Daesh said to move capital from Raqqa to Deir ez-Zor

DAILY SABAH WITH WIRES
ISTANBUL
Published 26.04.2017 00:00
Updated 26.04.2017 12:18
A member loyal to the Daesh waves the terrorist group's so-called flag in Raqqa, June 29, 2014. (Reuters Photo)
A member loyal to the Daesh waves the terrorist group's so-called flag in Raqqa, June 29, 2014. (Reuters Photo)

High-ranking executives of the Daesh terrorist group are withdrawing from Raqqa as the U.S.-backed Syrian Democratic Forces (SDF) slowly advance toward their former bastion, U.S. defense officials announced. They are believed to have set up their new headquarters in Deir ez-Zor, located about 140 kilometers southeast of Raqqa, in anticipation of a decisive battle.

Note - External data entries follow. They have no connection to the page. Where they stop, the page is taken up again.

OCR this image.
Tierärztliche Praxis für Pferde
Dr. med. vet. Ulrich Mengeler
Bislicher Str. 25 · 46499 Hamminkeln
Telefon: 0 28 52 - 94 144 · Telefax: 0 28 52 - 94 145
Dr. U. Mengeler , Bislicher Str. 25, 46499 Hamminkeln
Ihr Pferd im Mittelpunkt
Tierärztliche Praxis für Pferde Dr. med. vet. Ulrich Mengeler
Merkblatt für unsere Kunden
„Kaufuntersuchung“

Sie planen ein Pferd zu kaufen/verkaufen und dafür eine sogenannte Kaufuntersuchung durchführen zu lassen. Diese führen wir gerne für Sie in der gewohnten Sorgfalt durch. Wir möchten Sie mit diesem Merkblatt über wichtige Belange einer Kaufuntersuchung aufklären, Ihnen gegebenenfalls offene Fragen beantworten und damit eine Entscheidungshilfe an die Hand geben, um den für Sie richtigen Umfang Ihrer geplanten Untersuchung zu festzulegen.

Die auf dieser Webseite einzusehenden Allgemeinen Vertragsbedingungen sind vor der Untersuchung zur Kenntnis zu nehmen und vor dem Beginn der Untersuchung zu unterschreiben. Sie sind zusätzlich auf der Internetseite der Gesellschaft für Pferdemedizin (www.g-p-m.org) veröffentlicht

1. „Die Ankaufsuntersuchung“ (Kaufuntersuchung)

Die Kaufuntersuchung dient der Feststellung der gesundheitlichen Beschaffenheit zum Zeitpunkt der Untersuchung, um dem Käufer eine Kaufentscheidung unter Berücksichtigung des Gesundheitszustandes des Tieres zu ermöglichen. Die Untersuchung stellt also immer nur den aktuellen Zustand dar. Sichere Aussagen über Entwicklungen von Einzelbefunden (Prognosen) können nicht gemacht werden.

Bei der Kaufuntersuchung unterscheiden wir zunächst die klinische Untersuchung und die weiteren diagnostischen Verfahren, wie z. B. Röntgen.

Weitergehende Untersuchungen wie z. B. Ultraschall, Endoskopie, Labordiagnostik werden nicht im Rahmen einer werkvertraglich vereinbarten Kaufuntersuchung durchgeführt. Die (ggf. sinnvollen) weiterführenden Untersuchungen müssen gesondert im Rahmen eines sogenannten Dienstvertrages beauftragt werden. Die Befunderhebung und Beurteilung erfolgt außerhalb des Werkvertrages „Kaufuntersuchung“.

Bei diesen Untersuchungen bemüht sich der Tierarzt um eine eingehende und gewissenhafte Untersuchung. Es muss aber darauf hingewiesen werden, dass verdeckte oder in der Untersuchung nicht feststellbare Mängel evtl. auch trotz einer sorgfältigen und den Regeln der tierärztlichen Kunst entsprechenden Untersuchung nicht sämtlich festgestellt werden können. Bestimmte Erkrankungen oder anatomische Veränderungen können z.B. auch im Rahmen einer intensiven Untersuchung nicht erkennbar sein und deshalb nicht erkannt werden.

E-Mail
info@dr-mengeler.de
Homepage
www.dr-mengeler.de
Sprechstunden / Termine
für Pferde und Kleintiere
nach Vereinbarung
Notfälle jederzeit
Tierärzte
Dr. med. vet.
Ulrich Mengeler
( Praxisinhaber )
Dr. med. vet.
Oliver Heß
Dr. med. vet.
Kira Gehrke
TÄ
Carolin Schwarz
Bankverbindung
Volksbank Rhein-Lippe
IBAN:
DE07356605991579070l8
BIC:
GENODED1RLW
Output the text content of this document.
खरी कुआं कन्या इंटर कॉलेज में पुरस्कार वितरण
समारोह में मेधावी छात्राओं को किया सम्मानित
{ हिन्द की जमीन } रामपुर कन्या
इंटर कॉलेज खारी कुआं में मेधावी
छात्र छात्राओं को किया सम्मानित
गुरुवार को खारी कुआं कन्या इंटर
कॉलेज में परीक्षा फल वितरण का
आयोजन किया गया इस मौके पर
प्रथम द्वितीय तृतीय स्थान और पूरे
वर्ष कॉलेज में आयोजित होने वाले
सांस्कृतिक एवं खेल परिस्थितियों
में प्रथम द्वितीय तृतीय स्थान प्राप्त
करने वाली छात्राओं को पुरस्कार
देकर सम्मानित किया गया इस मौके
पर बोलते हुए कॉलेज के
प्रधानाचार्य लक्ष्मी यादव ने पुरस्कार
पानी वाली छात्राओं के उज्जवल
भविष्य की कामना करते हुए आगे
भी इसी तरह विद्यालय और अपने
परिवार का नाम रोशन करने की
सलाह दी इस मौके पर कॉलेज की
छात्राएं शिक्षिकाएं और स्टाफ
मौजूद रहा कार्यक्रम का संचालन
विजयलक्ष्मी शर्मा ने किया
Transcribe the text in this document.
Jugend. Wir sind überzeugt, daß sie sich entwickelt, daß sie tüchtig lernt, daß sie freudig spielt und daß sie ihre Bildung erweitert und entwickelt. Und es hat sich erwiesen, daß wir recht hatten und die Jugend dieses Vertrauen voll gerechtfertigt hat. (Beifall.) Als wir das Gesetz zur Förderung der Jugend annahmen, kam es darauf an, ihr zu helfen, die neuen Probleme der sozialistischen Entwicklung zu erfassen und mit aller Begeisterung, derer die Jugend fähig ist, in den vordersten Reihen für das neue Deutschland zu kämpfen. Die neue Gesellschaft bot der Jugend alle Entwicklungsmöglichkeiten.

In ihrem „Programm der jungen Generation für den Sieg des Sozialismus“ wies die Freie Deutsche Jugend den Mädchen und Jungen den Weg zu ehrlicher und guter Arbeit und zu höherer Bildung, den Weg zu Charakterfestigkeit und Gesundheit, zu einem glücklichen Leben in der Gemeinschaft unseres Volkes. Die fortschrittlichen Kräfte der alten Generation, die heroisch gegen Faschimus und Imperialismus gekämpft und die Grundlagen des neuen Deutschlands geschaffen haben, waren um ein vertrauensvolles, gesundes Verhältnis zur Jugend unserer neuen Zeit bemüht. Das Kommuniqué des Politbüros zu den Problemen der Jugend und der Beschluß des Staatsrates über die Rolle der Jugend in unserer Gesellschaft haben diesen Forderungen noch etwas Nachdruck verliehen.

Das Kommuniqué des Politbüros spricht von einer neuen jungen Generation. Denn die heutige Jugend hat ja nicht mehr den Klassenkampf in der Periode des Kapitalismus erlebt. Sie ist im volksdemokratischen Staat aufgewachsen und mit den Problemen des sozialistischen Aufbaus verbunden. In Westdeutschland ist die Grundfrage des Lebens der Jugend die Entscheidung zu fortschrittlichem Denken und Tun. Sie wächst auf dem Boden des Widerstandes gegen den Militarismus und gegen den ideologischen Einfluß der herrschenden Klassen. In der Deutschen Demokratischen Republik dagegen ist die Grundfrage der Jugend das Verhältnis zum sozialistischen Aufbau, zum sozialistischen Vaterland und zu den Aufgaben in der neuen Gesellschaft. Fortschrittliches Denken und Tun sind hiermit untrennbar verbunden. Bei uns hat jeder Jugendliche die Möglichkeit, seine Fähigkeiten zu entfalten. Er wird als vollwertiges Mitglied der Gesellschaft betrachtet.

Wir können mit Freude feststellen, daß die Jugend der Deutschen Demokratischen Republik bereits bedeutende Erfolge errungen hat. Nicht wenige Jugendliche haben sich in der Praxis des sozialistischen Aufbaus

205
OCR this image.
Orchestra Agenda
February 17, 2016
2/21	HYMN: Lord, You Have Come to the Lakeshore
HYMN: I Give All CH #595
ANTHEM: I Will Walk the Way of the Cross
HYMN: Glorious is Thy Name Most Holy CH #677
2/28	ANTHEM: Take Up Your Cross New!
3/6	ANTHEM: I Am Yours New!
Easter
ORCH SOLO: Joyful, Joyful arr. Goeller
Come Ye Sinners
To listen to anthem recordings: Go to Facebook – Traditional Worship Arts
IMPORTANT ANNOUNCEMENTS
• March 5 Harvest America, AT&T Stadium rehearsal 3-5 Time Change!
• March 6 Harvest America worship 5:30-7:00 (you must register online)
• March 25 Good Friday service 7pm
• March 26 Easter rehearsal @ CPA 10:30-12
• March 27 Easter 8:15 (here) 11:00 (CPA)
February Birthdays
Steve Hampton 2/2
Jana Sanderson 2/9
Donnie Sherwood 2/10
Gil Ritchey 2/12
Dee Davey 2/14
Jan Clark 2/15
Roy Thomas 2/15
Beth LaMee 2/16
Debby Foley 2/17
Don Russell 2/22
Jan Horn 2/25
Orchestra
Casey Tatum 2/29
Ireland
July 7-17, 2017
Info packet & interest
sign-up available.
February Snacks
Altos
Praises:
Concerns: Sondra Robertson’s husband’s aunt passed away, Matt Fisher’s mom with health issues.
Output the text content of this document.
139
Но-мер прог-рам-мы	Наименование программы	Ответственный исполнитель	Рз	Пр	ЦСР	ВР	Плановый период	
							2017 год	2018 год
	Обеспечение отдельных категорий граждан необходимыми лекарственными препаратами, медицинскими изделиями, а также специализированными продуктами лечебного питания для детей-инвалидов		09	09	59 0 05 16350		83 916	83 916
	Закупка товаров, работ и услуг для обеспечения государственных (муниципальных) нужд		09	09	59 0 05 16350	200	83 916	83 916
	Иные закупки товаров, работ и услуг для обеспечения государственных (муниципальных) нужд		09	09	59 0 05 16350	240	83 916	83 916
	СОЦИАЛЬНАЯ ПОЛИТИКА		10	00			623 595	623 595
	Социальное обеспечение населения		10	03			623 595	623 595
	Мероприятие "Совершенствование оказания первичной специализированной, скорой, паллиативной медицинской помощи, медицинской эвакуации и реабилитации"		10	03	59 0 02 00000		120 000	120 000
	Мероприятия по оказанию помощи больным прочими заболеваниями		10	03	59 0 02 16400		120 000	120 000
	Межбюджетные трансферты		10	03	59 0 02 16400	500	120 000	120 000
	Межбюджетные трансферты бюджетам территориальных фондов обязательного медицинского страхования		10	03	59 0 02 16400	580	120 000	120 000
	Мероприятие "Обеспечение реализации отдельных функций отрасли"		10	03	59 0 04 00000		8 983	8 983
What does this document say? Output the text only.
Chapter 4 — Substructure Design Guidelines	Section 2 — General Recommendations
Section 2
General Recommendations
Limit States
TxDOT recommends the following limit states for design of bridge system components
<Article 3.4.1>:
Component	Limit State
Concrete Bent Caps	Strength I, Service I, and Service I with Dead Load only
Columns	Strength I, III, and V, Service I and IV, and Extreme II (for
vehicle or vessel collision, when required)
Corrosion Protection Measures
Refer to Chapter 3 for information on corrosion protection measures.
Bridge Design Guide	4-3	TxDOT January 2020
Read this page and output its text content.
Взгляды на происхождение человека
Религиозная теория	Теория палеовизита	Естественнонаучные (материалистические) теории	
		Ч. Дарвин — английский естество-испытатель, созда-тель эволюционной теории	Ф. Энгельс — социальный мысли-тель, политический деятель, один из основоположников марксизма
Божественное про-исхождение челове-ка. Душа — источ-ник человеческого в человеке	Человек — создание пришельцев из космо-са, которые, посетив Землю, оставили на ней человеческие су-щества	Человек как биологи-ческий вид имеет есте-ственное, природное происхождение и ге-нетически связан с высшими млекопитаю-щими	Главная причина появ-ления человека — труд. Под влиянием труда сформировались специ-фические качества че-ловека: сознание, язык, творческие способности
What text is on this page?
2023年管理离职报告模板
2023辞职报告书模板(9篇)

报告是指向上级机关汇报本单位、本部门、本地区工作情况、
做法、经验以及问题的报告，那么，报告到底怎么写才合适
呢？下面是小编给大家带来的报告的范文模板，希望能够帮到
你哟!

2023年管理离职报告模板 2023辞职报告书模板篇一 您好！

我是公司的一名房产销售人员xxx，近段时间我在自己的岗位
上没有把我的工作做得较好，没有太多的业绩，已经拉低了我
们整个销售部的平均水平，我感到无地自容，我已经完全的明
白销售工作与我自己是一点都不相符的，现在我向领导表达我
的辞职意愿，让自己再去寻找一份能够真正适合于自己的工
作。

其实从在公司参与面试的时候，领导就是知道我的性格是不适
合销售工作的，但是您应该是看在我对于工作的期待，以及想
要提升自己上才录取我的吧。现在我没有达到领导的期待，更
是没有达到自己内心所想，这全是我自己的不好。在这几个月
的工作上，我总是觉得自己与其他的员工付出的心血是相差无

U.S. drones witnessed large numbers of Daesh administrators leaving Raqqa in the direction of Deir ez-Zor and al-Mayadin as the number of Daesh-fighters in their hitherto capital continued to decrease, officials from the United States Secretary of Defense told Fox News reporters. Daesh leader, Abu Bakr al-Baghdadi, has also left the city, according to reports.

Anti-Daesh Coalition-led forces are moving in on Raqqa after having conquered the strategically important town of Tabqa, which is situated about 55 kilometers west of Raqqa and was formerly an important command base for Daesh. The coalition had expected a major battle to take place in the city.

The withdrawal of forces does not necessarily mean that Raqqa has been completely evacuated, and the terrorist organization's retreat could also be a tactical move. Daesh is known to withdraw and regroup in critical situations, as it did in 2014 before establishing its command center in Raqqa.

The composition of forces on the ground remains an international issue to be clarified in the fight against the Daesh terrorist organization.

In their advance toward Daesh-held areas, the U.S. is working with the People's Defense Forces (YPG), a branch of the PKK terrorist organization, and has considered supplying heavy weapons to the YPG.

U.S. cooperation with the YPG has become a constant point of discord between the U.S. and Turkey, its NATO ally. U.S. officials and high-ranking members of the YPG were observed inspecting the area together where a Turkish airstrike hit YPG targets Tuesday.